Your heart may heal faster than the incision after the bypass surgery. The bypass surgery is not as traumatic and disabling as it used to be. In certain cases, the doctors can perform a bypass while the heart is still beating. This is an advance that will shorten the recovery time and reduce the risk of complications. Relatively the younger patients with fewer health problems and simple blockages tend to have the smoothest operations and quickest recoveries.
The first phase of the heart surgery recovery can last for six to eight weeks. When you are released from the hospital, you’ll be given a set of instructions for the post-surgery care which will help you to heal physically and feel better.
Shorter hospital stays
If all goes well, some patients will be allowed to go home in as little as three days post bypass surgery. As per a study, the patients who get released early after the bypass surgery have no more complications than those who stay longer. In addition to a quick retrun to home cooking, they have another advantage, i.e. they end up spending less for the medical care in the 60 days after leaving the hospital. Usually, it takes a full five days to go home.
Keep the cut made by the surgeon, clean and dry. You will be able to take a bath or shower within a few days post the bypass surgery.
If you have any signs of an infection such as edges pulling apart, more drainage or oozing than usual, fever greater than 100F and redness or warmth around the cut, then call the doctor. You should also call the doctor when the breast bone feels like it shifts, or it pops or cracks when you move.

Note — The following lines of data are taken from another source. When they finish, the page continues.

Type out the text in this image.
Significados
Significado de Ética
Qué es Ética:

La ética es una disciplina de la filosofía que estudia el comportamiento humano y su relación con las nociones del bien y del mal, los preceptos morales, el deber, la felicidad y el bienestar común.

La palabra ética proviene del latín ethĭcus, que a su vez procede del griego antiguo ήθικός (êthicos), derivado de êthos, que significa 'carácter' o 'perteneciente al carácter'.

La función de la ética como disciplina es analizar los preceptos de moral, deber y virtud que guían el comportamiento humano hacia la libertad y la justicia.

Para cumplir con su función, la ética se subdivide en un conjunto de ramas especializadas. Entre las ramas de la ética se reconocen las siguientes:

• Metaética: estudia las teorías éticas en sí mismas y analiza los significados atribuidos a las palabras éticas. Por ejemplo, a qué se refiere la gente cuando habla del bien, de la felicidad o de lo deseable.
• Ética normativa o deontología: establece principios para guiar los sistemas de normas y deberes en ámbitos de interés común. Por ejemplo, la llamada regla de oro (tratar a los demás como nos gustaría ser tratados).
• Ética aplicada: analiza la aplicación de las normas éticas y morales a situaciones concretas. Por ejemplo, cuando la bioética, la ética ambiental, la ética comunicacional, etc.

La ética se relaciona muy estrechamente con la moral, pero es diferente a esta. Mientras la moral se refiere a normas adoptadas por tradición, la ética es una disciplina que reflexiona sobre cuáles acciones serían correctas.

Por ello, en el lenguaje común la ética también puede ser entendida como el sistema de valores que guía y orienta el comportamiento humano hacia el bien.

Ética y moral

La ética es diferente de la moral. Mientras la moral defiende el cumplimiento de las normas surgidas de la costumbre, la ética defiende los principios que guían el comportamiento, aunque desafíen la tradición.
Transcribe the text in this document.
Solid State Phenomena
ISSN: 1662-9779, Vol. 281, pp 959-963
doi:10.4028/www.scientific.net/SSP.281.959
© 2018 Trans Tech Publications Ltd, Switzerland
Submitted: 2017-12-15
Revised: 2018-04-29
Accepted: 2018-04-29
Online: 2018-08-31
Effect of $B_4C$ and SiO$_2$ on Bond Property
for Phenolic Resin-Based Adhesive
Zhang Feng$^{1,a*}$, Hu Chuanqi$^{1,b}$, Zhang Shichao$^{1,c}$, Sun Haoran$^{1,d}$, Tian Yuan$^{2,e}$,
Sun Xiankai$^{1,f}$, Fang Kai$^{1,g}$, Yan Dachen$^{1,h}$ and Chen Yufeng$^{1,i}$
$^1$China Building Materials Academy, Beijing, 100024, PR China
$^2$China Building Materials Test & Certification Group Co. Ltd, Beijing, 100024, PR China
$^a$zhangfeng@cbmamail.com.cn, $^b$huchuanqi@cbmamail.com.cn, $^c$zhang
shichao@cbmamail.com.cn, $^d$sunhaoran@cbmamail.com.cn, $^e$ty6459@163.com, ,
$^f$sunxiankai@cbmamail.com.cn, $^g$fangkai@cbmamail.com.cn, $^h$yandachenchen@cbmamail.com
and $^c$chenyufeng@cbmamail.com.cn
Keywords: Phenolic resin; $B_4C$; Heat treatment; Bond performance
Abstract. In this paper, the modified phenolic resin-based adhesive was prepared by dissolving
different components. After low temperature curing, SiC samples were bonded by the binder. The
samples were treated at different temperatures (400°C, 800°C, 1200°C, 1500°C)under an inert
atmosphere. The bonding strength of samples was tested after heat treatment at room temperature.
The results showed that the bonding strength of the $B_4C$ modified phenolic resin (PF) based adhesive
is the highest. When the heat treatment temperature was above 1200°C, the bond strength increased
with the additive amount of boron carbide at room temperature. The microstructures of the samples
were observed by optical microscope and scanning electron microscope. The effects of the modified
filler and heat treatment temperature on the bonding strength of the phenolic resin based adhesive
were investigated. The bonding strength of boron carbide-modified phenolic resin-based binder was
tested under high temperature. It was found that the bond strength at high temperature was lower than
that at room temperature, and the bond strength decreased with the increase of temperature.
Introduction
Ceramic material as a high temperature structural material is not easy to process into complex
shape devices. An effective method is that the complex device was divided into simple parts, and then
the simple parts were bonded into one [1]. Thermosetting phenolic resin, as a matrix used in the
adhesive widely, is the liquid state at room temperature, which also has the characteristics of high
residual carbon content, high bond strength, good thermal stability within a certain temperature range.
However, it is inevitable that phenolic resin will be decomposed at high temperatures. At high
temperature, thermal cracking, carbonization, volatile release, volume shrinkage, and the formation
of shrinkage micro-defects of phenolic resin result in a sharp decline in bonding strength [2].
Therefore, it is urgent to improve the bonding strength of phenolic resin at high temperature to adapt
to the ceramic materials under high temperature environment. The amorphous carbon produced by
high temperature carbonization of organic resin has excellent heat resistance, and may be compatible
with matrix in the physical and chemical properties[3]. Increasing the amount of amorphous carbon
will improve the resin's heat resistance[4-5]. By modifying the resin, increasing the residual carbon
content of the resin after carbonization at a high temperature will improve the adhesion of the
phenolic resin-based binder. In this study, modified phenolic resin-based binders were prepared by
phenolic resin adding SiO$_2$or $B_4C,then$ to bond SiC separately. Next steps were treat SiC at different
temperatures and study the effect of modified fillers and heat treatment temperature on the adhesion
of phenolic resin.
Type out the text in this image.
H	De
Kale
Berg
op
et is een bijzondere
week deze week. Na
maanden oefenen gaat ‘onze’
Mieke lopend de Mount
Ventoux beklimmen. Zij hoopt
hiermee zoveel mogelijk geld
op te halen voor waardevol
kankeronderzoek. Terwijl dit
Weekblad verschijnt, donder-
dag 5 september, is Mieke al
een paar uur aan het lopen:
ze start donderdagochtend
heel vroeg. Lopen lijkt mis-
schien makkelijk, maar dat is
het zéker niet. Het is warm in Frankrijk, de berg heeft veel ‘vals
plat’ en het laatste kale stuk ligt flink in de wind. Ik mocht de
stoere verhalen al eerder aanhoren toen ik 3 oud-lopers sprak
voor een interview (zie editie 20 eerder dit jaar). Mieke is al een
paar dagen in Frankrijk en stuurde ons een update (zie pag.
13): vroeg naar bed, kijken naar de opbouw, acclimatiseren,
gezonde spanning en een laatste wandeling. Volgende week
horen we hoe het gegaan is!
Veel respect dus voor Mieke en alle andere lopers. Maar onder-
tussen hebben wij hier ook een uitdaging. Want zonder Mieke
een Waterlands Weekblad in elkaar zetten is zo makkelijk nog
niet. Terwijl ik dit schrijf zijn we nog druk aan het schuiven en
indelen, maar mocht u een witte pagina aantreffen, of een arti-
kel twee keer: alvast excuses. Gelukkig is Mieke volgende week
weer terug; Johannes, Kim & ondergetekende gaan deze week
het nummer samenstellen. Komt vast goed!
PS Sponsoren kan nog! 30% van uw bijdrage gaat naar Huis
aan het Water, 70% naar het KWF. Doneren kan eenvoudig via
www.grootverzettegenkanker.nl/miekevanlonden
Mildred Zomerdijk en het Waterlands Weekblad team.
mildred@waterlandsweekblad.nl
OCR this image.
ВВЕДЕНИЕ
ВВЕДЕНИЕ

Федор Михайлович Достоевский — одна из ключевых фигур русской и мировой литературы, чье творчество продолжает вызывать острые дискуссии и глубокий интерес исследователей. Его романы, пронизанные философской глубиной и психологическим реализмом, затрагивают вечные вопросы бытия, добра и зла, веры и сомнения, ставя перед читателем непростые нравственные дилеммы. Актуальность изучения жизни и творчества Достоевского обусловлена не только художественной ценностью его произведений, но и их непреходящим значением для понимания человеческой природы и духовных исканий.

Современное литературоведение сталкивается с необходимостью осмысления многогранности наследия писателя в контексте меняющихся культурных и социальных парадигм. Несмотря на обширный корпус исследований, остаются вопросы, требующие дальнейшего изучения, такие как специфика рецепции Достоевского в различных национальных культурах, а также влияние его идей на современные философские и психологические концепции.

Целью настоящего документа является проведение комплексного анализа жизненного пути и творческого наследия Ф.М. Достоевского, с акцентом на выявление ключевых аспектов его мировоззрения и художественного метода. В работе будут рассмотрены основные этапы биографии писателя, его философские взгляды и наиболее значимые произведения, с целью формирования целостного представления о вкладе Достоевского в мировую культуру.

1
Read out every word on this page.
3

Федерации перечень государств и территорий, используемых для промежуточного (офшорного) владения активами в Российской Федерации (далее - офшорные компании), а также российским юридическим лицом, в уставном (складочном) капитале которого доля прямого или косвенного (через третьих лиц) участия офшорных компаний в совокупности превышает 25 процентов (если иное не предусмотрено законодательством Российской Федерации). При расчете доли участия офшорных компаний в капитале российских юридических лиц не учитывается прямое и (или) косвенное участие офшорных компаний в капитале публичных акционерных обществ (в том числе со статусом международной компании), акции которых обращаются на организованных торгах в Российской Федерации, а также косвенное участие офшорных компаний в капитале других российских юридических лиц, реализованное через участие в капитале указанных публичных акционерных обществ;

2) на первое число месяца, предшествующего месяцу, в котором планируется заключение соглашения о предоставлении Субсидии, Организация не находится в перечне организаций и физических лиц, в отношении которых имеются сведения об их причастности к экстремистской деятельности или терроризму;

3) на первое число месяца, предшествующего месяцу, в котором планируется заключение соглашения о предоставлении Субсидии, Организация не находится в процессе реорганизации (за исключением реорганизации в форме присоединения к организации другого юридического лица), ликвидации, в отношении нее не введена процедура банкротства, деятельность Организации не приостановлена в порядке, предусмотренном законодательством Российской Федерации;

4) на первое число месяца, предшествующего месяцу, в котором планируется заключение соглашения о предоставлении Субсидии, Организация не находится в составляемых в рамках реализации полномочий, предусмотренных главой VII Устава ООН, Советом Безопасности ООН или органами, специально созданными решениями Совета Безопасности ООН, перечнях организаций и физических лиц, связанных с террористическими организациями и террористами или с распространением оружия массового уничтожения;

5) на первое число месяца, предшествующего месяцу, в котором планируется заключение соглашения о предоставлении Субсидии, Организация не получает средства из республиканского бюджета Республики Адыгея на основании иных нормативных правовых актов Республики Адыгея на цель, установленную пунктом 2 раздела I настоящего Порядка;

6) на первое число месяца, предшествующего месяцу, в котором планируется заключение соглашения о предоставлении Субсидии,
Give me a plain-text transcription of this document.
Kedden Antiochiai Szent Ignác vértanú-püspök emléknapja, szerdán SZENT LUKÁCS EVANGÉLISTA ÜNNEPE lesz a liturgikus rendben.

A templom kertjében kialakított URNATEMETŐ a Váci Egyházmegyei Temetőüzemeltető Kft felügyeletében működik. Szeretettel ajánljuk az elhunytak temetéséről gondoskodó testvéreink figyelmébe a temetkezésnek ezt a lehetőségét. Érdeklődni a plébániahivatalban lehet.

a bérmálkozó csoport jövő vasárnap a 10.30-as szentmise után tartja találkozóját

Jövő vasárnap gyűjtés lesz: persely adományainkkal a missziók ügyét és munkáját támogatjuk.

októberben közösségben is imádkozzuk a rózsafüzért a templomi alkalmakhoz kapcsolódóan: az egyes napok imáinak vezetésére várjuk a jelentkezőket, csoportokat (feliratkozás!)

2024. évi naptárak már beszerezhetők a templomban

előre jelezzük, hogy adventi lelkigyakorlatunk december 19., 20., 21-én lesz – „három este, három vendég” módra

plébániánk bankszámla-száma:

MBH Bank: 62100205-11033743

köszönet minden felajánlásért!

The pain can be surprising
Tammy Estep, now 50 year old had a quadruple bypass in the year 2004 which taught a hard won lesson about the traditional bypass surgery. No matter how much a patient worries ahead of the time and she too had worried plenty, the aftermath comes as a shock. As per the Buffalo, NY resident, “Doctors cannot tell you how your body will feel.” A heart patient says that, “It is something that you have to experience for yourself”.
Estep’s recovery from the bypass surgery included constipation, a side effect due to the pain medications that she was taking. But the big problem experienced by her was the painful, itchy, eight-inch gash through the center of her sternum. She says, “It’s not the heart that takes times to recovery instead it’s the incision”.
Your doctor will probably prescribe the pain medication before you leave the hospital. You may experience some discomfort around the cut and in the muscles including the tightness, itching, and numbness along the incision. All these are normal but it shouldn’t hurt as much as it did before the surgery.
If you had undergone a bypass surgery then the legs may hurt more than the chest if the surgeon has used the leg veins as grafts. The soreness and stiffness will begin to fade with time and performing gentle exercises will also help.
Cardiac rehab speeds recovery
The slowness of Maiorana’s recovery has pushed him to attend the cardiac rehabilitation program at the local hospital. This rehab program consists of the supervised exercises and nutrition counselling which armed the patient for the recovery ahead. Now he is able to run and lifts weights several times each week. He also follows to a healthy, low fat diet in order to protect his arteries. This also helps reducing the chance he’ll ever have to have his chest opened again.
Making healthy food choices help the healing process. Your doctor will let you know whether you should have to avoid specific things. If you may not feel like eating for a while post surgery then try smaller meals, more often. If your appetite doesn’t return within a few weeks then bring this up with your doctor.
Most people have trouble sleeping post bypass surgery. You should get back to normal slumber pattern within a few months. Call your doctor, if you experience difficulty with sleeping, diet or have pain near the incision post surgery.